Fracking (Onshore Hydraulic Fracturing Regulations)

I fully understand and appreciate people's concerns about fracking, but let me reassure you that the Government is creating a regulatory regime that provides clear, strong protections for the environment.

These protections are provided for in the Infrastructure Act 2015. The Act forbids the Secretary of State from issuing consent for fracking if it would take place within a 'protected groundwater source area'. Onshore Hydraulic Fracturing Regulations clearly set out what is meant by this, and ensure that fracking would be banned at depths of less than 1,200 metres within 50 metres of a point where water used for domestic or food purposes is extracted. Drinking water is not normally found below 400 metres. This limit therefore provides at least 800 metres between the depth of most drinking water sources and the highest possible level at which hydraulic fracturing can take place. The regulations also ban fracking in zones through which groundwater (again used for domestic or food purposes) travels for 50 days before it reaches an abstraction point. 

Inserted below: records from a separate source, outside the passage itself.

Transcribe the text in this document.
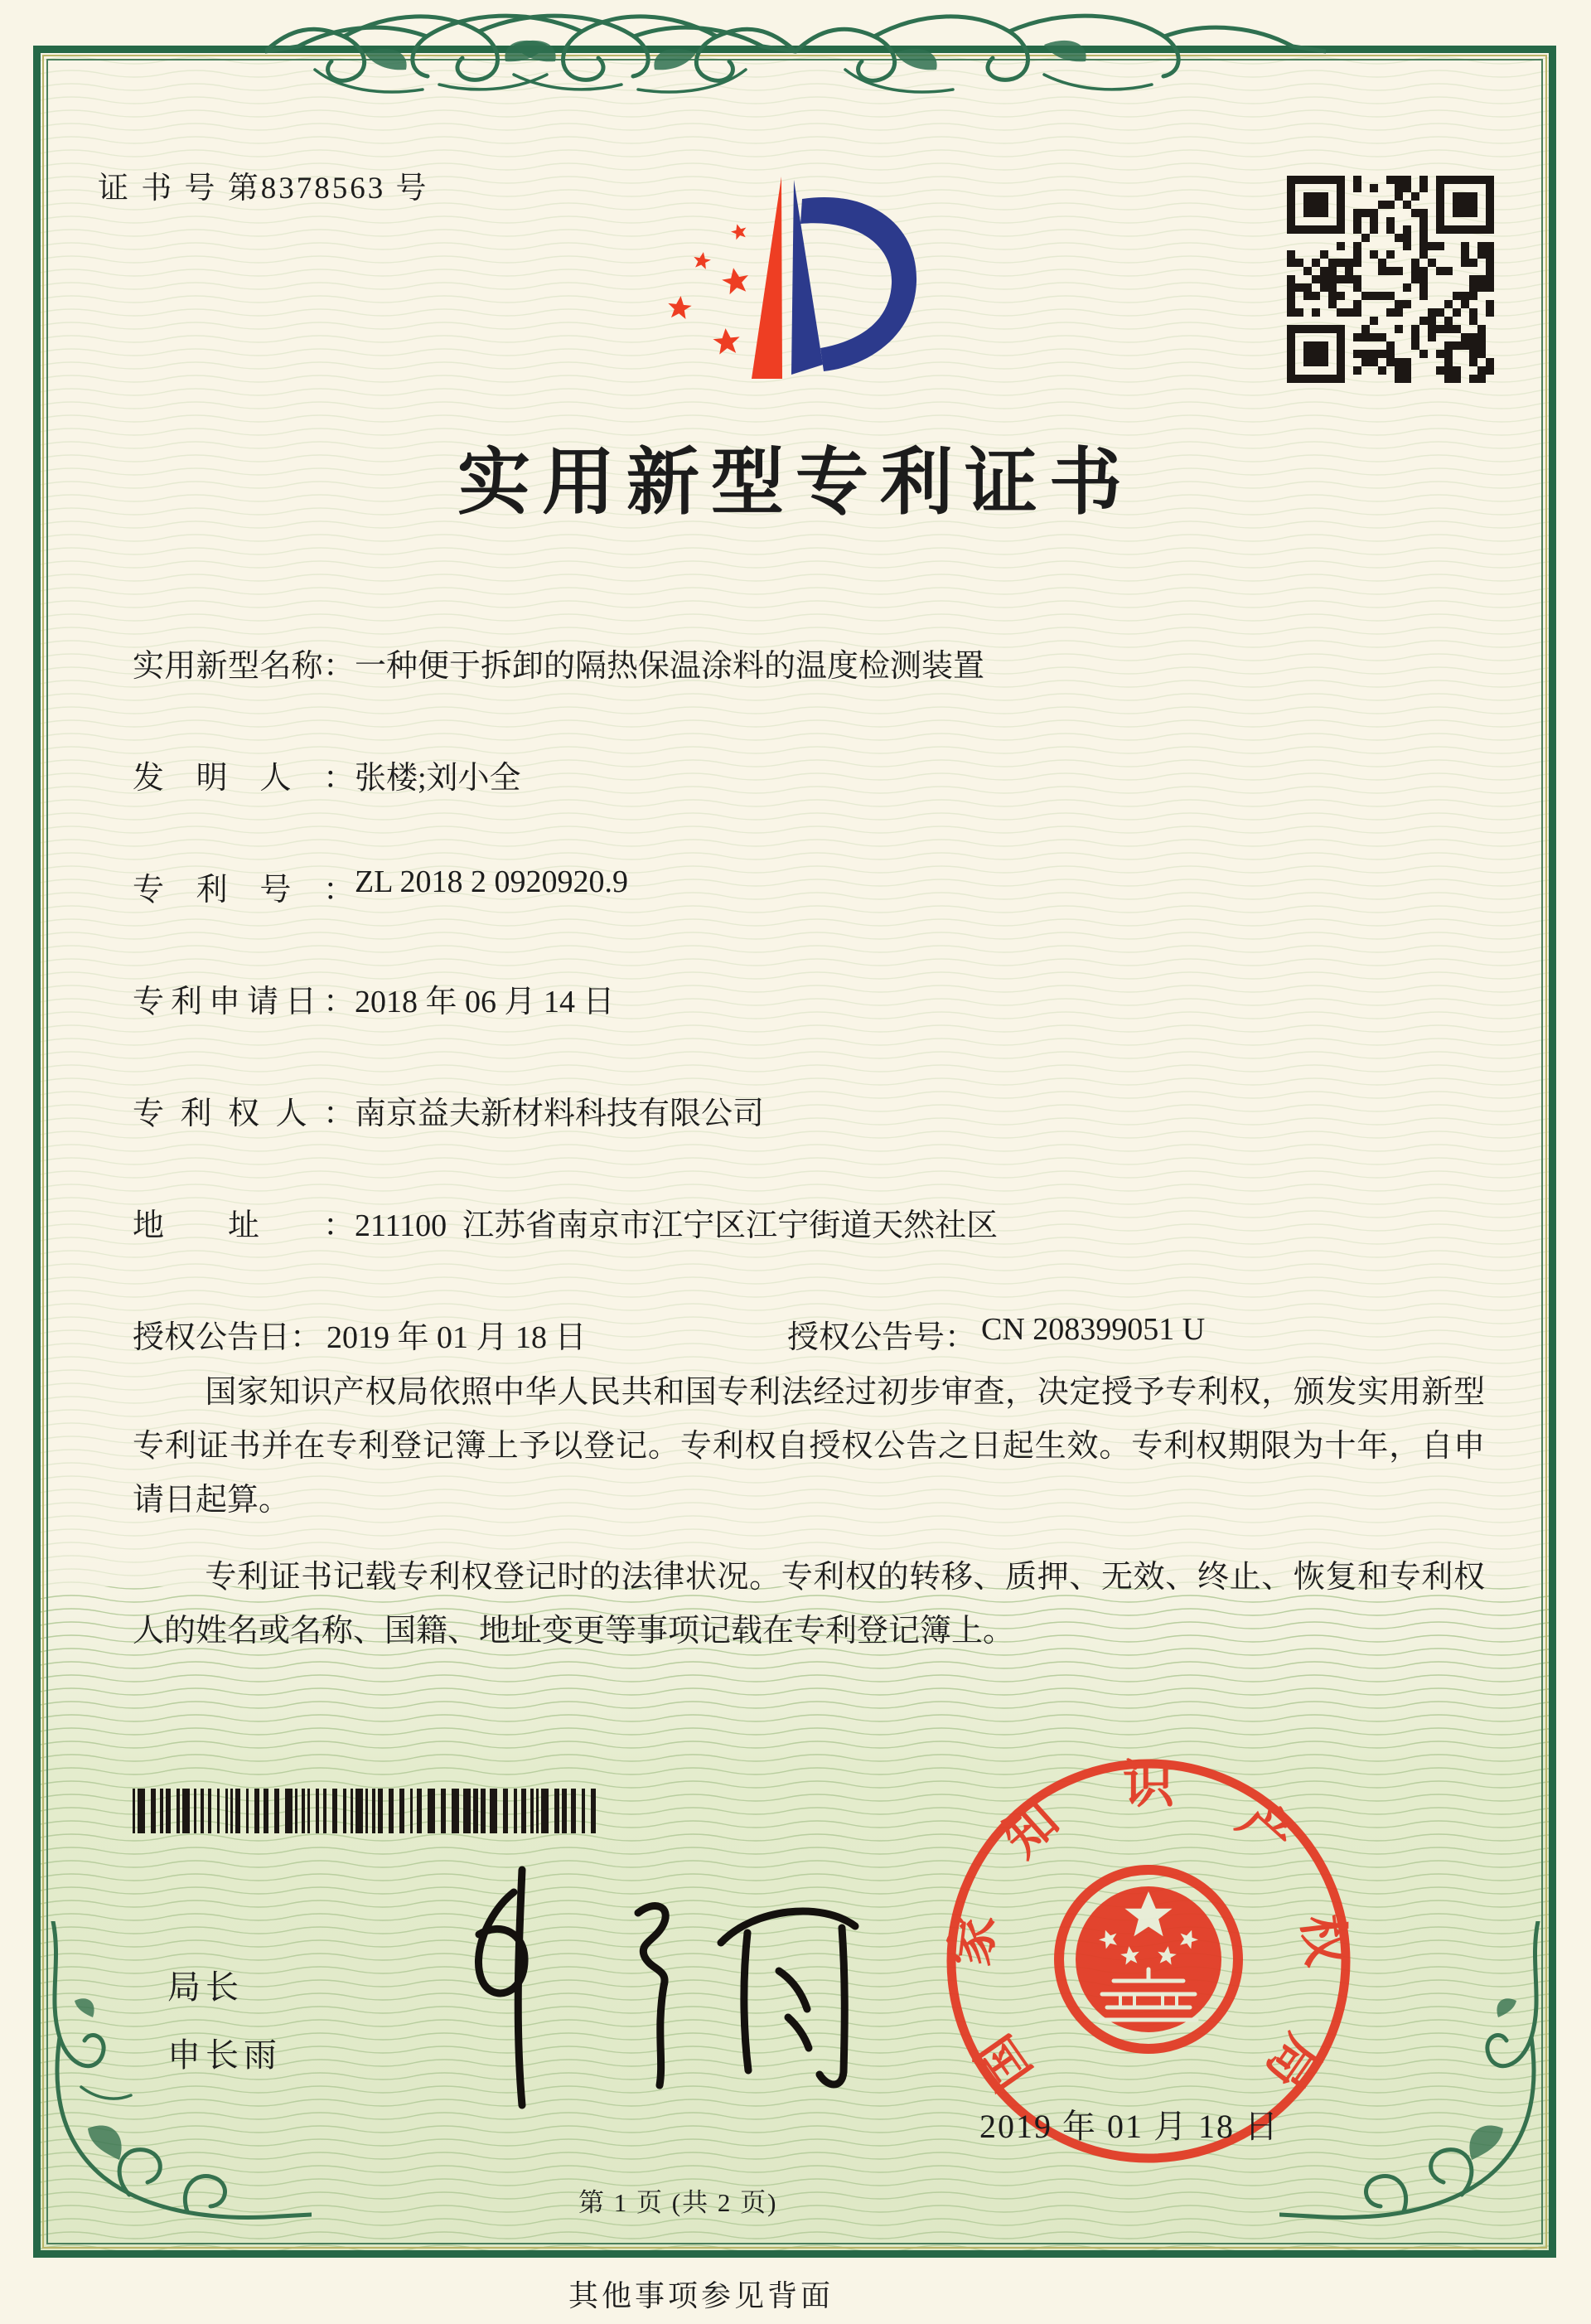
证 书 号 第8378563 号
实用新型专利证书
实用新型名称： 一种便于拆卸的隔热保温涂料的温度检测装置
发明人： 张楼;刘小全
专利号： ZL 2018 2 0920920.9
专利申请日： 2018 年 06 月 14 日
专利权人： 南京益夫新材料科技有限公司
地址： 211100  江苏省南京市江宁区江宁街道天然社区
授权公告日： 2019 年 01 月 18 日	授权公告号： CN 208399051 U

国家知识产权局依照中华人民共和国专利法经过初步审查，决定授予专利权，颁发实用新型专利证书并在专利登记簿上予以登记。专利权自授权公告之日起生效。专利权期限为十年，自申请日起算。

专利证书记载专利权登记时的法律状况。专利权的转移、质押、无效、终止、恢复和专利权人的姓名或名称、国籍、地址变更等事项记载在专利登记簿上。

局长
申长雨	国
家
知
识
产
权
局
2019 年 01 月 18 日
第 1 页 (共 2 页)
其他事项参见背面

I therefore believe that these regulations will provide suitable protection against any health risks, so I support them. The Government's approach is guided by the Environment Agency, and with these protections in place, I think it is right that we explore and make use of shale gas and oil. The opportunity to extract this energy, as well as to secure jobs and investment, cannot be ignored.

Local communities must and will remain fully involved in planning decisions. Ministers have set up a £1.2 million support programme to ensure authorities have the resources to make planning decisions in a timely manner.

 

UPDATE - 

Shale development has the potential to deliver substantial economic benefits to the UK economy and for local communities where supplies are located. I am glad that the Government remains committed to protecting the environment and ensuring that shale exploration happens safely. Planning decisions on shale exploration applications remain disappointingly slow, which is why I welcome the announcement of a range of measures to help speed up these decisions.

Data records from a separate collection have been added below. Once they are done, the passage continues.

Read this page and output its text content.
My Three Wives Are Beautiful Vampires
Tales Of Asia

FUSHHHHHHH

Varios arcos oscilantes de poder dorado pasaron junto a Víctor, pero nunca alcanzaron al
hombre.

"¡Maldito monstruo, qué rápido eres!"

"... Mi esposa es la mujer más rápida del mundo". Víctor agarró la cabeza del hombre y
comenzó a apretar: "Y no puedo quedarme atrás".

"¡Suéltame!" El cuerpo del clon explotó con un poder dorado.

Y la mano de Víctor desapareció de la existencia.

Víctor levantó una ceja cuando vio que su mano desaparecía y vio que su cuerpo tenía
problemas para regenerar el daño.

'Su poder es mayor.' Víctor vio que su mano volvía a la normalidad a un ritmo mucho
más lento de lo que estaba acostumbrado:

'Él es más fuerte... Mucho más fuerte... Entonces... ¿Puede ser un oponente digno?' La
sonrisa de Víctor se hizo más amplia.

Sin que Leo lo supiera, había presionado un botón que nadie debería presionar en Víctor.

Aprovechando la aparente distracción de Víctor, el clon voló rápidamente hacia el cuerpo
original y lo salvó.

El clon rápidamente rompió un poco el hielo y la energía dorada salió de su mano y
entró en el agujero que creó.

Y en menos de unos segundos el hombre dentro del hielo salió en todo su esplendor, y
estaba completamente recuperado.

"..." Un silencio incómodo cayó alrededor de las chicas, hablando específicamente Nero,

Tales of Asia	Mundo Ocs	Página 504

A consultation has been launched to consider whether the early stages of shale exploration should be treated as permitted development, and in particular the circumstances where this might be appropriate. This would allow early exploratory work to proceed without requiring planning applications, although planning applications would still be required for fracking.

Other measures include strengthening community engagement by consulting on the potential to make pre-application consultations a statutory requirement, and launching a new £1.6 million shale support fund over the next two years to build capacity in local authorities dealing with shale applications.

A new Planning Brokerage Service for shale applications will also be created, to provide guidance to developers and local authorities on the planning process in order to speed up decision making. Furthermore, to simplify the complex UK regulatory regime for shale gas, a new Shale Environmental Regulator will also be set up, to act as a single coherent face for the public, mineral planning authorities, and industry.

I am confident that these measures will help speed up decision making on shale applications, whilst protecting our environment and ensuring that the voices of local communities are heard.